2. Une meilleure authentification des acteurs de l’automobile

La technologie blockchain aurait un second intérêt majeur : offrir une authentification précise et certifiée des acteurs automobiles. En répertoriant toutes les informations relatives à un produit, mais aussi aux individus, elle permet d’avoir accès à l’historique d’un vendeur auto ou même d’un acheteur. Dès lors, il sera possible de s’assurer de la bonne foi de son interlocuteur au moment de la vente ou de l’achat d’un véhicule, notamment entre particuliers. Au-delà des acheteurs et des vendeurs, la blockchain pourrait offrir une meilleure connaissance des entreprises de leasing, des réparateurs ou même des assureurs. Autant de professionnels qui jouent un rôle non négligeable au cours du cycle de vie d’un véhicule.

3. Un nouveau moyen de diminuer la fraude et la falsification

Mais si la blockchain permet d’identifier les acteurs du monde auto, elle permet avant tout une parfaite identification des véhicules. Grâce à cette technologie, il est ainsi possible de consulter l’historique complet de chaque voiture : lieux de fabrication, réparations effectuées, utilisateurs, accidents, etc. Les informations étant infalsifiables, il devient alors impossible de frauder sur la réelle nature du véhicule. Un élément particulièrement utile pour ce qui est de la vente de voitures d’occasion. Selon plusieurs études, 20% des VO vendus ont subi une falsification de leur compteur kilométrique. À travers un carnet de maintenance numérique infalsifiable, utilisant la technologie blockchain, un acheteur pourra ainsi s’assurer de l’exactitude des informations. C’est d’ailleurs un service que la start-up française Atos souhaite démocratiser dans les années à venir.

4. Un meilleur suivi du cycle de vie des voitures

Étant donné que l’historique d’un véhicule pourra être consulté par tous, différents acteurs du monde automobile pourront en tirer parti. Avec la blockchain, les constructeurs pourront notamment rappeler des véhicules éventuellement défectueux (car une voiture de la même ligne de production présente des défauts), et ce, avant qu’une panne se produise. Les assureurs, quant à eux, pourraient conseiller leur client sur l’offre la plus adaptée à leur véhicule et à son cycle de vie.

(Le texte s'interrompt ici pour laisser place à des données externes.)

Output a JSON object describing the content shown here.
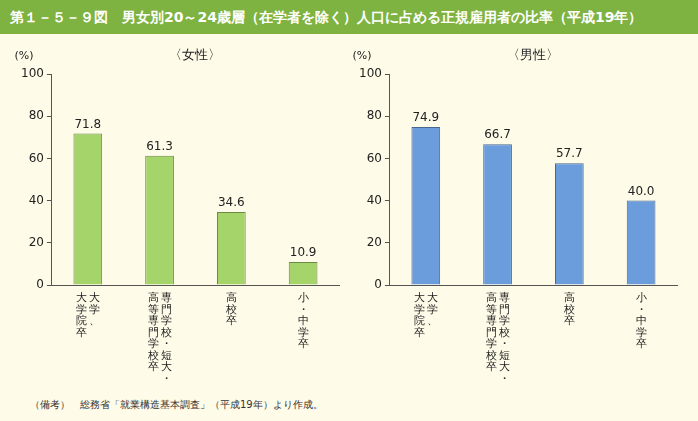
{
  "title": "第１－５－９図　男女別20～24歳層（在学者を除く）人口に占める正規雇用者の比率（平成19年）",
  "note": "（備考）　総務省「就業構造基本調査」（平成19年）より作成。",
  "chart_data": [
    {
      "type": "bar",
      "title": "〈女性〉",
      "y_label": "(%)",
      "categories": [
        [
          "大学、",
          "大学院卒"
        ],
        [
          "専門学校・短大・",
          "高等専門学校卒"
        ],
        [
          "高校卒"
        ],
        [
          "小・中学卒"
        ]
      ],
      "values": [
        71.8,
        61.3,
        34.6,
        10.9
      ],
      "color": "#a5d46a",
      "ylim": [
        0,
        100
      ],
      "yticks": [
        0,
        20,
        40,
        60,
        80,
        100
      ],
      "grid": false,
      "data_labels": true
    },
    {
      "type": "bar",
      "title": "〈男性〉",
      "y_label": "(%)",
      "categories": [
        [
          "大学、",
          "大学院卒"
        ],
        [
          "専門学校・短大・",
          "高等専門学校卒"
        ],
        [
          "高校卒"
        ],
        [
          "小・中学卒"
        ]
      ],
      "values": [
        74.9,
        66.7,
        57.7,
        40.0
      ],
      "value_labels": [
        "74.9",
        "66.7",
        "57.7",
        "40.0"
      ],
      "color": "#6b9ddc",
      "ylim": [
        0,
        100
      ],
      "yticks": [
        0,
        20,
        40,
        60,
        80,
        100
      ],
      "grid": false,
      "data_labels": true
    }
  ]
}
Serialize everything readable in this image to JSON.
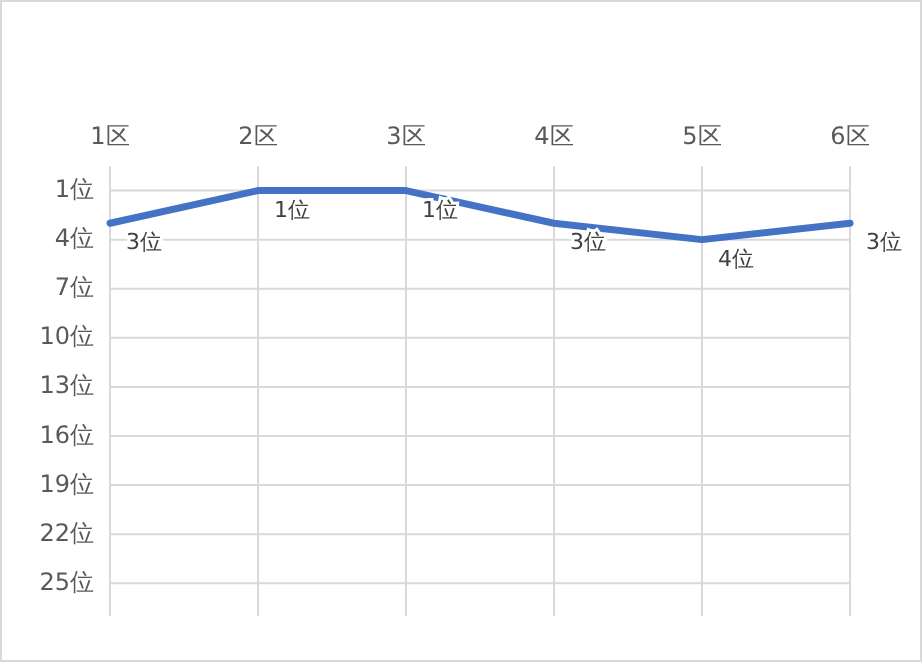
{
  "chart_data": {
    "type": "line",
    "categories": [
      "1区",
      "2区",
      "3区",
      "4区",
      "5区",
      "6区"
    ],
    "series": [
      {
        "color": "#4472c4",
        "values": [
          3,
          1,
          1,
          3,
          4,
          3
        ],
        "value_labels": [
          "3位",
          "1位",
          "1位",
          "3位",
          "4位",
          "3位"
        ]
      }
    ],
    "ylim": [
      27,
      -0.5
    ],
    "yticks": [
      {
        "value": 1,
        "label": "1位"
      },
      {
        "value": 4,
        "label": "4位"
      },
      {
        "value": 7,
        "label": "7位"
      },
      {
        "value": 10,
        "label": "10位"
      },
      {
        "value": 13,
        "label": "13位"
      },
      {
        "value": 16,
        "label": "16位"
      },
      {
        "value": 19,
        "label": "19位"
      },
      {
        "value": 22,
        "label": "22位"
      },
      {
        "value": 25,
        "label": "25位"
      }
    ],
    "grid": true,
    "marker": "none",
    "line_style": "solid"
  }
}
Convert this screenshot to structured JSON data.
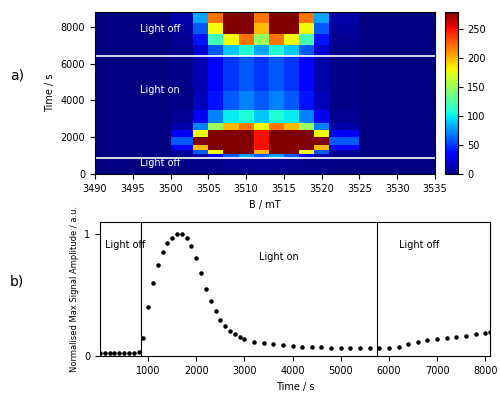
{
  "chart_data": [
    {
      "type": "heatmap",
      "panel_label": "a)",
      "xlabel": "B / mT",
      "ylabel": "Time / s",
      "xlim": [
        3490,
        3535
      ],
      "xticks": [
        3490,
        3495,
        3500,
        3505,
        3510,
        3515,
        3520,
        3525,
        3530,
        3535
      ],
      "ylim": [
        0,
        8800
      ],
      "yticks": [
        0,
        2000,
        4000,
        6000,
        8000
      ],
      "x_edges": [
        3490,
        3500,
        3503,
        3505,
        3507,
        3509,
        3511,
        3512,
        3513,
        3515,
        3517,
        3519,
        3521,
        3525,
        3535
      ],
      "y_edges": [
        0,
        900,
        1100,
        1300,
        1600,
        2000,
        2400,
        2800,
        3500,
        4500,
        5500,
        6400,
        7000,
        7600,
        8200,
        8800
      ],
      "cells": [
        [
          0,
          2,
          3,
          4,
          5,
          6,
          6,
          6,
          6,
          5,
          4,
          3,
          2,
          0
        ],
        [
          0,
          3,
          10,
          30,
          60,
          80,
          60,
          60,
          80,
          60,
          30,
          10,
          3,
          0
        ],
        [
          0,
          8,
          60,
          180,
          280,
          280,
          200,
          200,
          280,
          280,
          180,
          60,
          8,
          0
        ],
        [
          0,
          30,
          200,
          280,
          280,
          280,
          250,
          250,
          280,
          280,
          280,
          200,
          30,
          0
        ],
        [
          0,
          60,
          280,
          280,
          280,
          280,
          250,
          250,
          280,
          280,
          280,
          280,
          60,
          0
        ],
        [
          0,
          30,
          180,
          280,
          280,
          280,
          250,
          250,
          280,
          280,
          280,
          180,
          30,
          0
        ],
        [
          0,
          10,
          70,
          150,
          200,
          220,
          180,
          180,
          220,
          200,
          150,
          70,
          10,
          0
        ],
        [
          0,
          5,
          30,
          70,
          100,
          110,
          90,
          90,
          110,
          100,
          70,
          30,
          5,
          0
        ],
        [
          0,
          3,
          15,
          40,
          60,
          70,
          60,
          60,
          70,
          60,
          40,
          15,
          3,
          0
        ],
        [
          0,
          3,
          12,
          35,
          50,
          60,
          50,
          50,
          60,
          50,
          35,
          12,
          3,
          0
        ],
        [
          0,
          3,
          12,
          35,
          50,
          60,
          50,
          50,
          60,
          50,
          35,
          12,
          3,
          0
        ],
        [
          0,
          3,
          20,
          60,
          90,
          110,
          80,
          80,
          110,
          90,
          60,
          20,
          3,
          0
        ],
        [
          0,
          5,
          40,
          120,
          180,
          220,
          150,
          150,
          220,
          180,
          120,
          40,
          5,
          0
        ],
        [
          0,
          8,
          60,
          180,
          280,
          280,
          200,
          200,
          280,
          280,
          180,
          60,
          8,
          0
        ],
        [
          0,
          10,
          80,
          220,
          280,
          280,
          220,
          220,
          280,
          280,
          220,
          80,
          10,
          0
        ]
      ],
      "color_range": [
        0,
        280
      ],
      "color_ticks": [
        0,
        50,
        100,
        150,
        200,
        250
      ],
      "hlines": [
        900,
        6400
      ],
      "annotations": [
        {
          "text": "Light off",
          "x": 3496,
          "y": 7600
        },
        {
          "text": "Light on",
          "x": 3496,
          "y": 4300
        },
        {
          "text": "Light off",
          "x": 3496,
          "y": 350
        }
      ]
    },
    {
      "type": "scatter",
      "panel_label": "b)",
      "xlabel": "Time / s",
      "ylabel": "Normalised Max Signal Amplitude / a.u.",
      "xlim": [
        0,
        8100
      ],
      "xticks": [
        1000,
        2000,
        3000,
        4000,
        5000,
        6000,
        7000,
        8000
      ],
      "ylim": [
        0,
        1.1
      ],
      "yticks": [
        0,
        1
      ],
      "color": "#000000",
      "marker": "o",
      "x": [
        0,
        100,
        200,
        300,
        400,
        500,
        600,
        700,
        800,
        900,
        1000,
        1100,
        1200,
        1300,
        1400,
        1500,
        1600,
        1700,
        1800,
        1900,
        2000,
        2100,
        2200,
        2300,
        2400,
        2500,
        2600,
        2700,
        2800,
        2900,
        3000,
        3200,
        3400,
        3600,
        3800,
        4000,
        4200,
        4400,
        4600,
        4800,
        5000,
        5200,
        5400,
        5600,
        5800,
        6000,
        6200,
        6400,
        6600,
        6800,
        7000,
        7200,
        7400,
        7600,
        7800,
        8000,
        8100
      ],
      "values": [
        0.03,
        0.03,
        0.03,
        0.03,
        0.03,
        0.03,
        0.03,
        0.03,
        0.04,
        0.15,
        0.4,
        0.6,
        0.75,
        0.85,
        0.93,
        0.97,
        1.0,
        1.0,
        0.97,
        0.9,
        0.8,
        0.68,
        0.55,
        0.45,
        0.37,
        0.3,
        0.25,
        0.21,
        0.18,
        0.16,
        0.14,
        0.12,
        0.11,
        0.1,
        0.09,
        0.085,
        0.08,
        0.075,
        0.075,
        0.07,
        0.07,
        0.07,
        0.07,
        0.07,
        0.07,
        0.07,
        0.08,
        0.1,
        0.12,
        0.13,
        0.14,
        0.15,
        0.16,
        0.17,
        0.18,
        0.19,
        0.2
      ],
      "vlines": [
        850,
        5750
      ],
      "annotations": [
        {
          "text": "Light off",
          "x": 100,
          "y": 0.95
        },
        {
          "text": "Light on",
          "x": 3300,
          "y": 0.85
        },
        {
          "text": "Light off",
          "x": 6200,
          "y": 0.95
        }
      ]
    }
  ]
}
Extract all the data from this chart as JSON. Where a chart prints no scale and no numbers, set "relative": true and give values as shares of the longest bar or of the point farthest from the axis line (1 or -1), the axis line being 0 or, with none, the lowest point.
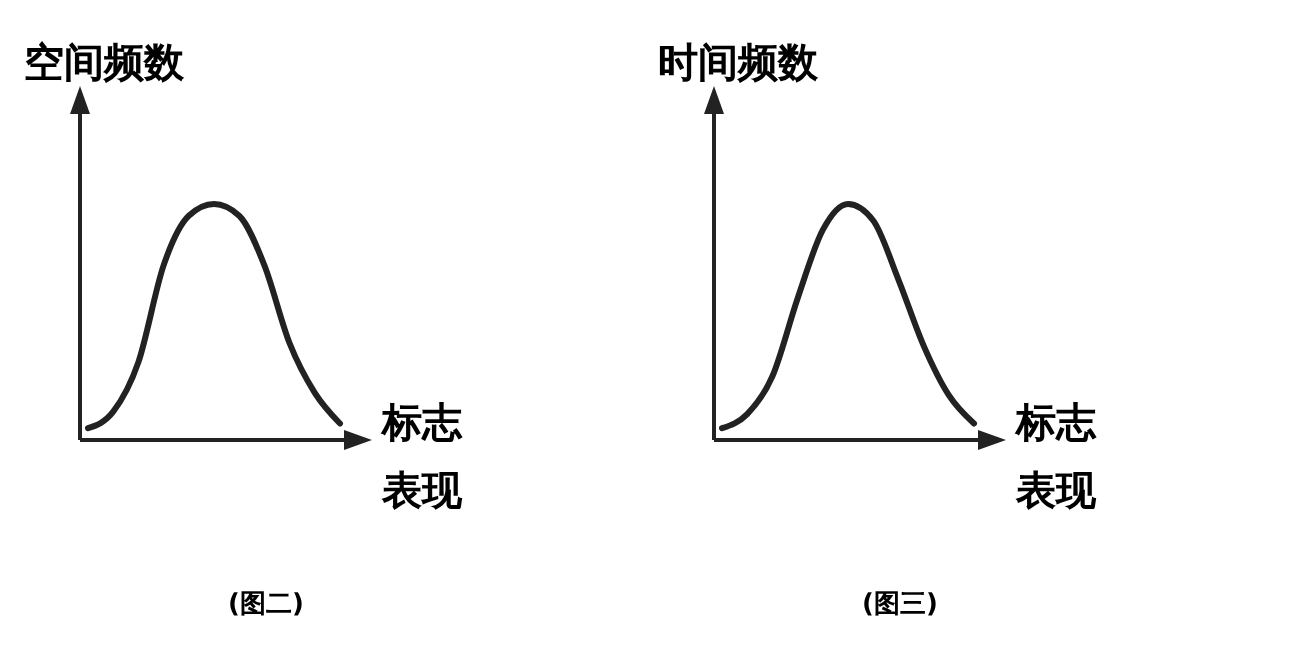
{
  "chart_data": [
    {
      "type": "line",
      "relative": true,
      "ylabel": "空间频数",
      "xlabel": "标志表现",
      "annotations": [
        "(图二)"
      ],
      "categories": [
        null,
        null,
        null,
        null,
        null,
        null,
        null,
        null,
        null,
        null,
        null
      ],
      "series": [
        {
          "color": "#222222",
          "values": [
            0.05,
            0.12,
            0.33,
            0.74,
            0.95,
            1,
            0.95,
            0.74,
            0.41,
            0.2,
            0.07
          ]
        }
      ]
    },
    {
      "type": "line",
      "relative": true,
      "ylabel": "时间频数",
      "xlabel": "标志表现",
      "annotations": [
        "(图三)"
      ],
      "categories": [
        null,
        null,
        null,
        null,
        null,
        null,
        null,
        null,
        null,
        null,
        null
      ],
      "series": [
        {
          "color": "#222222",
          "values": [
            0.05,
            0.11,
            0.27,
            0.6,
            0.89,
            1,
            0.93,
            0.68,
            0.4,
            0.19,
            0.07
          ]
        }
      ]
    }
  ]
}
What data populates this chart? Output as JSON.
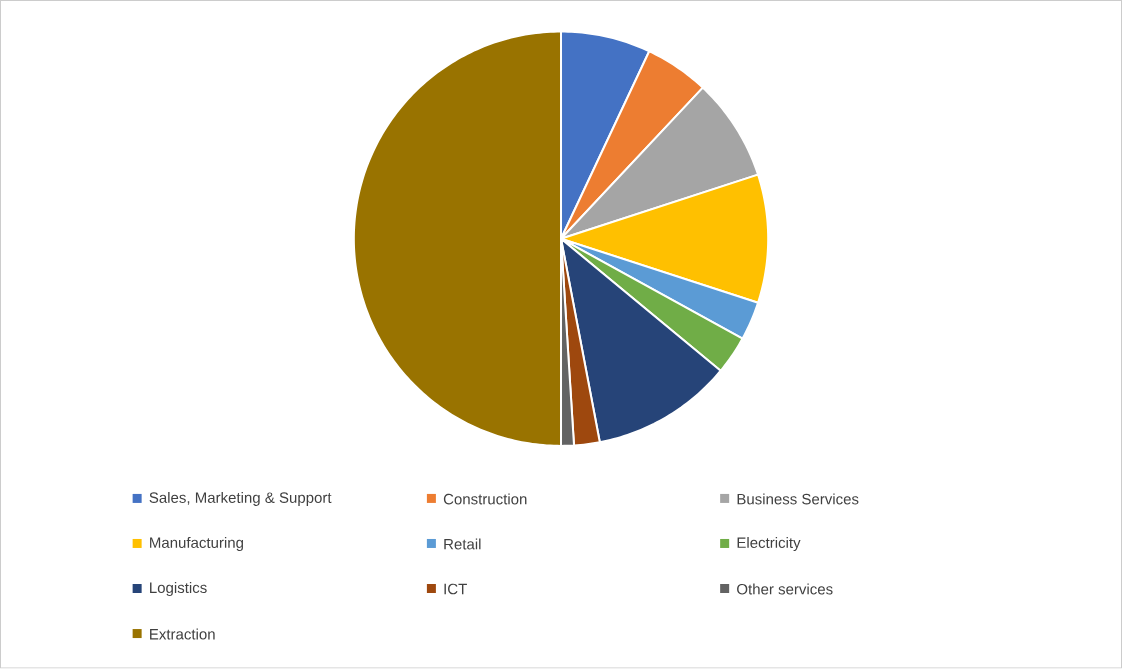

Les obstacles au développement de la blockchain au sein de l’univers auto

Si la blockchain offre déjà de belles promesses, sa démocratisation au sein de l’univers auto ne semble pas encore d’actualité, tant les obstacles sur sa route sont nombreux. Bien que dans la théorie le concept soit intéressant, une totale transparence pourrait effrayer les entreprises auto. Ces dernières ne souhaitant pas forcément que toutes leurs informations soient consultables, tant par les particuliers, les journalistes que la concurrence. Autre point noir à l’émergence de la blockchain dans l’univers auto : l’harmonisation de l’écosystème informatique. Pour que cette technologie soit utilisable, il faudrait que tous les acteurs utilisent le même protocole, du constructeur aux garagistes, en passant par les assureurs et les centres techniques.

Avec le développement de la voiture autonome et connectée, l’utilisation de la blockchain pourrait avoir un rôle central au sein de l’univers auto. Offrant de belles opportunités et une réelle traçabilité, cette technologie devra cependant faire face à différents obstacles avant de voir son usage démocratisé.